Many athletes have questioned the USOC for not doing more sooner to protect athlete safety.
Probst said in February at the Pyeongchang Winter Olympics that no personnel changes would be made until a Boston law firm completes its probe into how the USOC responded to athlete allegations of wrongdoing by Nassar.
“We think they are getting closer to the end of that investigation but we don’t have a specific time frame,” Probst said. “We are thinking it will be before the end of the summer.”
The USOC has spend nearly four months searching for a new leader, seeking an inspirational leader with strong communication skills to guide the organization into the future with a new emphasis on athlete safety.
“We are making progress as we go through this process,” Probst said. “We hope to have this wrapped up in a couple of weeks, maybe less.”
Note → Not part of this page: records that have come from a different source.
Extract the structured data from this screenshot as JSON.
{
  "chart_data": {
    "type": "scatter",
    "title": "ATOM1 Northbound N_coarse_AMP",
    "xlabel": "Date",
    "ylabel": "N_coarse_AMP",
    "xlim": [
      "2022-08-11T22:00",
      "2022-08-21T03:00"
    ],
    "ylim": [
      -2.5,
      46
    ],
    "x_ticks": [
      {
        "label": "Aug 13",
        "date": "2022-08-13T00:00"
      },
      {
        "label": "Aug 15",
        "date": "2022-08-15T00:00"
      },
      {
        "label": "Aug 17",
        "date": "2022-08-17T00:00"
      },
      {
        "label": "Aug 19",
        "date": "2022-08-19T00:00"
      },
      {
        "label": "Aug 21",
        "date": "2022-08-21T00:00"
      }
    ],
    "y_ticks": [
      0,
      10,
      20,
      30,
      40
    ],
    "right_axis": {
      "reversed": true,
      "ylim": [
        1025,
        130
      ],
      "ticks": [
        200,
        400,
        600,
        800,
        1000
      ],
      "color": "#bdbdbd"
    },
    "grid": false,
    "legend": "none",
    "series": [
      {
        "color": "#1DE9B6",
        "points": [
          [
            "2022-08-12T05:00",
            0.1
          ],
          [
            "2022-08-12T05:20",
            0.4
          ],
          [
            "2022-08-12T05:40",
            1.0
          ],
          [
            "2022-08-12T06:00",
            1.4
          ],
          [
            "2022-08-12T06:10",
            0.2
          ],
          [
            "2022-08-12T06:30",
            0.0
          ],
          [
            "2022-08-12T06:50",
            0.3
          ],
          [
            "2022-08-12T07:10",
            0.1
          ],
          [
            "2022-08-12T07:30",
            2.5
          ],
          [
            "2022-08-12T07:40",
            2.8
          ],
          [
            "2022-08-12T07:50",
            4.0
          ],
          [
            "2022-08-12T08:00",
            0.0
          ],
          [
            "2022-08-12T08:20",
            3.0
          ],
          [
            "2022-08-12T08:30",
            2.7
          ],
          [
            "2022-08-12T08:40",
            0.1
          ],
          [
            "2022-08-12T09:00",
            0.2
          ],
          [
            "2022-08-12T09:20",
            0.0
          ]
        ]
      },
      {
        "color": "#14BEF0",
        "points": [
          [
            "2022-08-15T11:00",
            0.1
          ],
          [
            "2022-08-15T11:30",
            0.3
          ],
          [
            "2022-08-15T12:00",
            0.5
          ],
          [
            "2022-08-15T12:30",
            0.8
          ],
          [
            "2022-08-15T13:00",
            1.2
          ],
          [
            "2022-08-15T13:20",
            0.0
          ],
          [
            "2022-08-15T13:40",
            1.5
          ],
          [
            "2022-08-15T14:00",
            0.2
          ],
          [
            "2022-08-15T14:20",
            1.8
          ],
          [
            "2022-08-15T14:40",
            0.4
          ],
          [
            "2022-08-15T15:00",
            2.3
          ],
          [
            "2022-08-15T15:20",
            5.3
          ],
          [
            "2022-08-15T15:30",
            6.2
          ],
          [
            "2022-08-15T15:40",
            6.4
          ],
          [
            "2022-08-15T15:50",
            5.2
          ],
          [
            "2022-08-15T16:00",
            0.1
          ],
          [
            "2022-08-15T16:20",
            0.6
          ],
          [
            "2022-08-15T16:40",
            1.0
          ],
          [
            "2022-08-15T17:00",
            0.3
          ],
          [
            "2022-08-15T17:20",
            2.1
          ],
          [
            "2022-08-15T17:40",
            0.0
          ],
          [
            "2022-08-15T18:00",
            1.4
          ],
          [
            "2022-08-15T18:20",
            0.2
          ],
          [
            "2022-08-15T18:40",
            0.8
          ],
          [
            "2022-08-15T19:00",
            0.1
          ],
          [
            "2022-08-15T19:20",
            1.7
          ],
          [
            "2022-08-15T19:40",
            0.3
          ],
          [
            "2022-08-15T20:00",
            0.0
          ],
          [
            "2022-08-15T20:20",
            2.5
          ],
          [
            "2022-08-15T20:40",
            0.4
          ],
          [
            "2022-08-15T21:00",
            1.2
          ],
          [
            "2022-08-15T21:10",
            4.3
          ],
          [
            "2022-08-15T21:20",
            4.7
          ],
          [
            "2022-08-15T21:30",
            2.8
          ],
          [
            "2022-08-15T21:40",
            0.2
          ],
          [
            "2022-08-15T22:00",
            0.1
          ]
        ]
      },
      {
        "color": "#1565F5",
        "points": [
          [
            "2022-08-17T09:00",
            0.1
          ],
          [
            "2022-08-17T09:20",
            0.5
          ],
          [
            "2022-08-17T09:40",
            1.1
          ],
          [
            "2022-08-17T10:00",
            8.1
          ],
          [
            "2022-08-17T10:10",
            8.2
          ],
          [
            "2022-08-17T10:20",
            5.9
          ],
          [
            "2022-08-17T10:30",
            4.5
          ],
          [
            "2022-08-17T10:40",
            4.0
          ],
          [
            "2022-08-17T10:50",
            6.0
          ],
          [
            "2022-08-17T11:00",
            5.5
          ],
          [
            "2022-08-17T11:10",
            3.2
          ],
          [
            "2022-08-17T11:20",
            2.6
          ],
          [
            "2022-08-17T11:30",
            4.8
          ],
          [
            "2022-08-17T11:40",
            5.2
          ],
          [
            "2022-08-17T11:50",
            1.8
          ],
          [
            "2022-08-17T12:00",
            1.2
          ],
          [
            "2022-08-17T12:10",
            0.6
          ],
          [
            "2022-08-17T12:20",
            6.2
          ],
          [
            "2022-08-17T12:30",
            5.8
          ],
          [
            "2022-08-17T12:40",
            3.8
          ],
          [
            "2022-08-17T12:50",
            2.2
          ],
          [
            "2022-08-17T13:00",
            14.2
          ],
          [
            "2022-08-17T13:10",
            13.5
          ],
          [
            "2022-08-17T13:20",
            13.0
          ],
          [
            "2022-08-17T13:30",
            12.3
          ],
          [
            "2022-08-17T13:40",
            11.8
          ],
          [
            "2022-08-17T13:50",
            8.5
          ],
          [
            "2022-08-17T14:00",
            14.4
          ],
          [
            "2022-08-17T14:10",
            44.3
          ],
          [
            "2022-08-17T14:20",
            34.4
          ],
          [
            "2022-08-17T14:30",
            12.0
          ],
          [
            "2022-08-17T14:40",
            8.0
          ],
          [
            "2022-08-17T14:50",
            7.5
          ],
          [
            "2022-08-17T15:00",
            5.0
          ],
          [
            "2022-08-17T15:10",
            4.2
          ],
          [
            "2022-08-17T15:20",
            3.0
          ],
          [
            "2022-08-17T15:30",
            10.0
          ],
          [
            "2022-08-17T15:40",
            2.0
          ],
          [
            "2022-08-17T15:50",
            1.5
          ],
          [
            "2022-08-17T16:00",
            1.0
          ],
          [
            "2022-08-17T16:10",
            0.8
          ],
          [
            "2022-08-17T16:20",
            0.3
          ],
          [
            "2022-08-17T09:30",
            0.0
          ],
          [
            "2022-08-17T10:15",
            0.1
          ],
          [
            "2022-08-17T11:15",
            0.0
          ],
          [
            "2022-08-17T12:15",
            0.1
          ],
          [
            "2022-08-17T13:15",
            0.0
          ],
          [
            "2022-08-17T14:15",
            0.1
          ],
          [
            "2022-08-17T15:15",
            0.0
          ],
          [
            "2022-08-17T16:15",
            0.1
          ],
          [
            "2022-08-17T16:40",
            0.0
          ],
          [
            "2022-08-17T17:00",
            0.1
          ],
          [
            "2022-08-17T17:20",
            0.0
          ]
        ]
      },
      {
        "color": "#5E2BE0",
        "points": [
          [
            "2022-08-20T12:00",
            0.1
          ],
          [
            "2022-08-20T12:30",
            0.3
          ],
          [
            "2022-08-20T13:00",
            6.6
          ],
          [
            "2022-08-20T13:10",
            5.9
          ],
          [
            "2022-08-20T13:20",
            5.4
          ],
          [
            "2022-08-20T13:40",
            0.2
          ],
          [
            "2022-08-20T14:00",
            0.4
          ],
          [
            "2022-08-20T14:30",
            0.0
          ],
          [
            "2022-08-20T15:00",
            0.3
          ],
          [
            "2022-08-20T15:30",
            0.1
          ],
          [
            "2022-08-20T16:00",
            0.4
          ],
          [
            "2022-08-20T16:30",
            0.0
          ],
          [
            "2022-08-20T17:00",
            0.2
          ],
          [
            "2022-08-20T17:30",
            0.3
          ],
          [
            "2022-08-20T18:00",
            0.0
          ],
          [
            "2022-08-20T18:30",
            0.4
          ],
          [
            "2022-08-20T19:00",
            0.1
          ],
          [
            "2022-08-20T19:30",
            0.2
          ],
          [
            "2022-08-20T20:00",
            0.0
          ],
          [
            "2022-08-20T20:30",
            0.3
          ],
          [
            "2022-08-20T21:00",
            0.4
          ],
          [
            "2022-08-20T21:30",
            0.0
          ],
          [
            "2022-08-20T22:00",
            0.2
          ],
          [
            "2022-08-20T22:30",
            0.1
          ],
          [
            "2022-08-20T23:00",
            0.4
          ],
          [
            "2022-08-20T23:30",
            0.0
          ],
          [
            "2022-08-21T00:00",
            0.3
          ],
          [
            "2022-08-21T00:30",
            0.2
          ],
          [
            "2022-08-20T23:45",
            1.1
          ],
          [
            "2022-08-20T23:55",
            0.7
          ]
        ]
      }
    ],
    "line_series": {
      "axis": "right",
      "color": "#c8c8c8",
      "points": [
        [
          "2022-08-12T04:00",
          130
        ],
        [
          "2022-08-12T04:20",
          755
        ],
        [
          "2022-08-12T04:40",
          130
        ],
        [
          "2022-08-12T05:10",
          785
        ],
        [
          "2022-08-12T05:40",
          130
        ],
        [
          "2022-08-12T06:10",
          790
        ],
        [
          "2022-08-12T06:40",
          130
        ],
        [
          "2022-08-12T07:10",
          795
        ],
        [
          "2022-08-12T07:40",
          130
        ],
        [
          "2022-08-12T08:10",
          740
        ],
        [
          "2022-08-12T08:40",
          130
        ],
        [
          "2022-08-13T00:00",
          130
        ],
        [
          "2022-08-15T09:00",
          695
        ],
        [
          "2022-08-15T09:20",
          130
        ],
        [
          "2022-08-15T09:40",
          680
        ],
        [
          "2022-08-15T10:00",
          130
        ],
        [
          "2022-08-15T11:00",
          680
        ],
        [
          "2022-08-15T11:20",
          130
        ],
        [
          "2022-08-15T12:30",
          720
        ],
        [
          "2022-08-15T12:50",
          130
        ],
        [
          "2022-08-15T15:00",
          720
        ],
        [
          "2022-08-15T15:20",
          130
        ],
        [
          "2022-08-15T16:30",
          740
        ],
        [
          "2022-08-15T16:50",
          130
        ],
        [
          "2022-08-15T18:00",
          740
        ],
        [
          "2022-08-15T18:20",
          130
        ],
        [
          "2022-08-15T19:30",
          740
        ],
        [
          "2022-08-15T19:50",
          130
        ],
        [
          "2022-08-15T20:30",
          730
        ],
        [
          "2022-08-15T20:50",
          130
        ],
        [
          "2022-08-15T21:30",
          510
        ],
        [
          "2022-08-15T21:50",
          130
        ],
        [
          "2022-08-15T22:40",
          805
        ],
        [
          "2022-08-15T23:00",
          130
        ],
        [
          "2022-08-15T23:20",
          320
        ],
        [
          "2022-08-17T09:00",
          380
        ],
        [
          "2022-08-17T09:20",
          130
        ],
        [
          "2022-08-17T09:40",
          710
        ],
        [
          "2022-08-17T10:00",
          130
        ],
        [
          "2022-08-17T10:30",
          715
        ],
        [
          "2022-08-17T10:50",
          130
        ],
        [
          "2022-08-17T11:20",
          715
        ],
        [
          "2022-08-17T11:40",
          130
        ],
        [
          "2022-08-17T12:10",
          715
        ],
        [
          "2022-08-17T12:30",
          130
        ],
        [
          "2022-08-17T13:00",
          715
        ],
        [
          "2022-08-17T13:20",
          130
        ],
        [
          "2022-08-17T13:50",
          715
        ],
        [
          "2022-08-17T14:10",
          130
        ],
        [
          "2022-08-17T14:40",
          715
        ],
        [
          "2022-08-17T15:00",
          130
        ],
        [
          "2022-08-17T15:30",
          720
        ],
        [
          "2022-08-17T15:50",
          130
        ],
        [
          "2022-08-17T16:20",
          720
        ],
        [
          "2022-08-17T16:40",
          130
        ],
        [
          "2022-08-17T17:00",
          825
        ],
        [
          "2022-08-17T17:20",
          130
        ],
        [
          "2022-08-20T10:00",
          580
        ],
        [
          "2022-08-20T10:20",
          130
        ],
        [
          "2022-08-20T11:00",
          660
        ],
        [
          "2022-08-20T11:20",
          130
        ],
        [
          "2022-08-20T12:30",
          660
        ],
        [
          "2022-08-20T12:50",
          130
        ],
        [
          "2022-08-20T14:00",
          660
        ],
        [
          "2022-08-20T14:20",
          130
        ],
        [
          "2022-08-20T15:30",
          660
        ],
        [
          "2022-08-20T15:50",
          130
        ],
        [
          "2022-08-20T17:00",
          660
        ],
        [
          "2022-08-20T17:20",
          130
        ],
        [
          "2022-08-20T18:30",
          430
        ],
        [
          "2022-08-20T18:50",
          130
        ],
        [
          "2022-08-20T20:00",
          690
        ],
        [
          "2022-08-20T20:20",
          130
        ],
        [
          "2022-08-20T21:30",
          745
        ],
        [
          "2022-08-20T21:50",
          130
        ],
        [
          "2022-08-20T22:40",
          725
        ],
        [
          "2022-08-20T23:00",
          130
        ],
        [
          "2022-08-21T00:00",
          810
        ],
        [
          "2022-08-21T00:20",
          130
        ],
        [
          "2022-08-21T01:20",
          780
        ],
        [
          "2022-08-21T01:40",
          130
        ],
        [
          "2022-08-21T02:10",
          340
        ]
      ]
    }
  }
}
USOC officials met with US Senators Richard Blumenthal, Jerry Moran and Jeanne Snaheen on their visit to the US capital, the lawmakers having conducted a hearing on the Nassar scandal last month with another expected in mid to late July.
“The tone of the meetings was forward looking and productive,” Lyons said. “They were interested in what progress we have made. The tone was more on a constructive path to let’s make athletes safer in the future.”
While USA Gymnastics has adopted or is in the process of adopting 82 percent of recommended changes from an independent panel analysis in the wake of the scandal, the need for a long-term culture change within the governing body remains vital, Lyons said.
“The culture change is probably going to be the longest and hardest,” Lyons said. “We’ve discussed with them a culture of speaking up, not a culture of retribution.”